Not long after getting my IBM research equipment I came across some other new equipment that really excited me. A colleague invited me to a demo on campus by a company called Truevision that was showing a graphics board they had designed that would capture video images, called the ICB(Image Capture Board). This board was connected to an external video camera that could capture still images. They had also designed a software program called TIPS for manipulating these images with much greater possibilities than I had with my simple Campus Store bought software. Fortunately the Truevision folks were willing to loan their equipment to Cornell for a while, and about a month later I was offered the equipment and set up a station in my campus studio. One of the first undertakings was to invite professor colleagues and students into my studio, grab images of them, and then manipulate the images in TIPS. What fascinated me was the possibility to duplicate 1/2 of a face, flip it over, and get a completely symmetrical face, something that does not occur in reality.
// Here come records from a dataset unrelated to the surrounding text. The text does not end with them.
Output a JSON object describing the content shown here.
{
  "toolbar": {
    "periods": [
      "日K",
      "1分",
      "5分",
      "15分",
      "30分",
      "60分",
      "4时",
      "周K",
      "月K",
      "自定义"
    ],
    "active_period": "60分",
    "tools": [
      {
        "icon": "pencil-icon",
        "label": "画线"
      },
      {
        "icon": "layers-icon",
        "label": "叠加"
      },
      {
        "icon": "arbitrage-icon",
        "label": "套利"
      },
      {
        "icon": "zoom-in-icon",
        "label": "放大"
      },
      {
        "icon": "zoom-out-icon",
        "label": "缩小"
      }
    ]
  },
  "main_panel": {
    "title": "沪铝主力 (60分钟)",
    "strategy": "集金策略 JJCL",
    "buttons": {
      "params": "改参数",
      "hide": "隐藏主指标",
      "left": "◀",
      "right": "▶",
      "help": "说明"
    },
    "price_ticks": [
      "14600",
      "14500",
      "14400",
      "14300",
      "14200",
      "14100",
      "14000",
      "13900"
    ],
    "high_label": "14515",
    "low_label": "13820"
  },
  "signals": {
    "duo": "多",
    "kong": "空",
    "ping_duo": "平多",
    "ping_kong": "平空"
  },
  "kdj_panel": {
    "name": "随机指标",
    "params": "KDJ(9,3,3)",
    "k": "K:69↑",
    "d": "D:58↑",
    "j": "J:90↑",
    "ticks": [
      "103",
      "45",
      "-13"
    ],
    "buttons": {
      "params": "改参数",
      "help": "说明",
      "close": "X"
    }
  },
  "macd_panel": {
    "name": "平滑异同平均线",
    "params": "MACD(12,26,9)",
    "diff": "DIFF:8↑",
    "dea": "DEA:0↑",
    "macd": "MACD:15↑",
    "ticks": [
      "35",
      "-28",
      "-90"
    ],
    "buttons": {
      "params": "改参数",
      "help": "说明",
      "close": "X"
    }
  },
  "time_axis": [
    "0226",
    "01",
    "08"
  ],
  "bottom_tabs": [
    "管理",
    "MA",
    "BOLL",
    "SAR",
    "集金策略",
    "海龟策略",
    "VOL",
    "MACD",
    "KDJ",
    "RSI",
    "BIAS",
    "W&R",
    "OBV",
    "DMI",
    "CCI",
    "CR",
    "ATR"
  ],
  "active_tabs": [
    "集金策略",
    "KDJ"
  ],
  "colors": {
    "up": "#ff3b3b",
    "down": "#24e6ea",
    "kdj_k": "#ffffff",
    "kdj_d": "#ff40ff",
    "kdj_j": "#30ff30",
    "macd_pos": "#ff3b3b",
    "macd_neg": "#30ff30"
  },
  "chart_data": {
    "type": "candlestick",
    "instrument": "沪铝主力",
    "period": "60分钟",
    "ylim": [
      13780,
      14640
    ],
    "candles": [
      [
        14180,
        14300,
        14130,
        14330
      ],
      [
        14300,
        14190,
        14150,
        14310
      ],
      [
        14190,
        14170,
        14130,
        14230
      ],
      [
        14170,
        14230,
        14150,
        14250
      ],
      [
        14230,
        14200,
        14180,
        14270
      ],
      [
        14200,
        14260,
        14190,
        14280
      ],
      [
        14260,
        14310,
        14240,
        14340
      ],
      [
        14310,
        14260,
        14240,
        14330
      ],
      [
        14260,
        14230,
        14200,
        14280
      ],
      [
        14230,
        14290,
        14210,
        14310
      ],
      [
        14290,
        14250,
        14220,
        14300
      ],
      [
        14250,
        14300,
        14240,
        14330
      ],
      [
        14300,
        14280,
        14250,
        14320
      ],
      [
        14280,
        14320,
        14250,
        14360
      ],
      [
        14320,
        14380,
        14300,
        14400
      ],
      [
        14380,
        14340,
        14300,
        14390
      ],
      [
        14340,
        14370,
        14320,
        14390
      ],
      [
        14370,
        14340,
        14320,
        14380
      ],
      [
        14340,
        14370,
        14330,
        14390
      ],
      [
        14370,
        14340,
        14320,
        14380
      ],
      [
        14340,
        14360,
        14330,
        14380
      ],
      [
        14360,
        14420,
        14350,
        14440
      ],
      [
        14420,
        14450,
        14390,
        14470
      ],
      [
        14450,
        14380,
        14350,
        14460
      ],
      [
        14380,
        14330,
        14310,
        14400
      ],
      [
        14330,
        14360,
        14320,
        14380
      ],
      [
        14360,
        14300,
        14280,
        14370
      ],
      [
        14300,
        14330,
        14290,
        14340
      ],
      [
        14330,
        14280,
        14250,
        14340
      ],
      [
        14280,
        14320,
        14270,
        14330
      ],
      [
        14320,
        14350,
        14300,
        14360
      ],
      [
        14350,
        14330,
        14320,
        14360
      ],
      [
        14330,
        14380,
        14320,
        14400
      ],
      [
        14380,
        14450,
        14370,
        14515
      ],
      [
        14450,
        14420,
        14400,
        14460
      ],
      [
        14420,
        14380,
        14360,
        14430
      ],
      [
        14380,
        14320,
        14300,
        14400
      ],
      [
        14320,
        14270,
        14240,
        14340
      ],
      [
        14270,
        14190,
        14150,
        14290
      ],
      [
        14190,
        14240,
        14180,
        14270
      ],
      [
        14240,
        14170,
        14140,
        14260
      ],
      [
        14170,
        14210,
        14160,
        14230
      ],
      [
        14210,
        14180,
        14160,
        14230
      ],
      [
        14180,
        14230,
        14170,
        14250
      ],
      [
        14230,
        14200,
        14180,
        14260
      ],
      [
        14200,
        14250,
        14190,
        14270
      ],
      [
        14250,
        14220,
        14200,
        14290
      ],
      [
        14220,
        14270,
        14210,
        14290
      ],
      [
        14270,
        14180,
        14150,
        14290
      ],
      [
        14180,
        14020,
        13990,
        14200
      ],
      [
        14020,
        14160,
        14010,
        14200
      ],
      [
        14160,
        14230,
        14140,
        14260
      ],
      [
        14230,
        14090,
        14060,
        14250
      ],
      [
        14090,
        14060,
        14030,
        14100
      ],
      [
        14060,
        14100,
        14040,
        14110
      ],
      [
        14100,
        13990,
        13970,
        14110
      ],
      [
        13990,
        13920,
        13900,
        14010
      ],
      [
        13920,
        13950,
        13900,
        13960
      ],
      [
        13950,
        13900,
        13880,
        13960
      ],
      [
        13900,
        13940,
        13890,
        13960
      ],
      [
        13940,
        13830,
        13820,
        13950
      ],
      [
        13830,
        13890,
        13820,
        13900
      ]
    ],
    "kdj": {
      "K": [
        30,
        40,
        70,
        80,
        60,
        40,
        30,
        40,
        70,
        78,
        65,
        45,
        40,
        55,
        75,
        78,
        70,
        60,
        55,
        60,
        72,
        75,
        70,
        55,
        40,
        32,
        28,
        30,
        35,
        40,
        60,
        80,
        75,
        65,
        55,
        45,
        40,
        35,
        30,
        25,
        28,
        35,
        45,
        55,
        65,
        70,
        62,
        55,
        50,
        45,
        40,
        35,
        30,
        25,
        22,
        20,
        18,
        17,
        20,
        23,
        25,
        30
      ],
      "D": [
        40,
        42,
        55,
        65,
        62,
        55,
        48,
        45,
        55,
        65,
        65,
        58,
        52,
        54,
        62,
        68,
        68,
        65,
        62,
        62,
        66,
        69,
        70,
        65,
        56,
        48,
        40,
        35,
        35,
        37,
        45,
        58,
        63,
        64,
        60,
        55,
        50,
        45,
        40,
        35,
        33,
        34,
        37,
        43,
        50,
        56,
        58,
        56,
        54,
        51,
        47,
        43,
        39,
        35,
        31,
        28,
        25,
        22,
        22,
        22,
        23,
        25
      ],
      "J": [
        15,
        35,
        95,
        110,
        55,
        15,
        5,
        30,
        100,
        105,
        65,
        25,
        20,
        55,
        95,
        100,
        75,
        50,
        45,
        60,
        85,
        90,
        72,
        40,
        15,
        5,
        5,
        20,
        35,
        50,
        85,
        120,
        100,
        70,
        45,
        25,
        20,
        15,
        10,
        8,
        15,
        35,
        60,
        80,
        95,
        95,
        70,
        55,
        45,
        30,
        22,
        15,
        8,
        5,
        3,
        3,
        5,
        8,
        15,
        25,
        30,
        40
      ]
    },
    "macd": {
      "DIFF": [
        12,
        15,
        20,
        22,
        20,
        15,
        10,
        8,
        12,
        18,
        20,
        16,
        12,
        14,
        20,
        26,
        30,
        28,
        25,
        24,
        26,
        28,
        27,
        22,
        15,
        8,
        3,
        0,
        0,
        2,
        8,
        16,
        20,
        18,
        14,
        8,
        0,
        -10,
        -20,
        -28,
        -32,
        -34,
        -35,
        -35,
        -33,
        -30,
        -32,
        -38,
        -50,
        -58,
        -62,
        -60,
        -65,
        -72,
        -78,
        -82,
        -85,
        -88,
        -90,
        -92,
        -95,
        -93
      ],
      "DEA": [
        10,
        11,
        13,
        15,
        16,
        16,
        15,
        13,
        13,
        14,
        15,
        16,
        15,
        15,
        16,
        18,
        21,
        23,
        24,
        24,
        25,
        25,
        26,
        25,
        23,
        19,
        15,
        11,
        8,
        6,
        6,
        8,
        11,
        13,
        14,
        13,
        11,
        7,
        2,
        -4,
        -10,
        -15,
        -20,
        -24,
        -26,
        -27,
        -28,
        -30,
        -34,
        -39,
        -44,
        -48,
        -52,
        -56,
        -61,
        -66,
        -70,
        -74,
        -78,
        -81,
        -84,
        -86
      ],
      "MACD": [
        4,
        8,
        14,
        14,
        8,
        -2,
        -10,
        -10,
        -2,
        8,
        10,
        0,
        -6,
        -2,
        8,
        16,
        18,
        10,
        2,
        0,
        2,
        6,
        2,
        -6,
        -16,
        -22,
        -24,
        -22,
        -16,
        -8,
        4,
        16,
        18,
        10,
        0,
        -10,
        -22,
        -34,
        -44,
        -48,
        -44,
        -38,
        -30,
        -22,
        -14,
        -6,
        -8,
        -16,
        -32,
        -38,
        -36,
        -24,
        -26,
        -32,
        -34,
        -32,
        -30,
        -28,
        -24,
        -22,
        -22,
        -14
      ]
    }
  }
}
This was an exciting time and I created my first series of digital images that were shown later in several gallery exhibitions.
In the early 1990's I scanned in photo images as the digital still camera had not yet arrived, and would not really appear for general consumers until the Kodak introduced their DC line in 1996. I gathered printed images from magazines, newspapers and other printed sources which I then used in my works. I also was able to scan film negatives and prints made with a standard film camera on my flatbed camera and use these in image collages. Then I came across Photoshop that Adobe had released in 1990, and was blown away by possibilities. However initially I was not able to use the program as I only had a PC computer and Photoshop was a MAC only program. But then in 1993 the Windows PC version of Photoshop appeared and I jumped into image editing on Photoshop with both feet.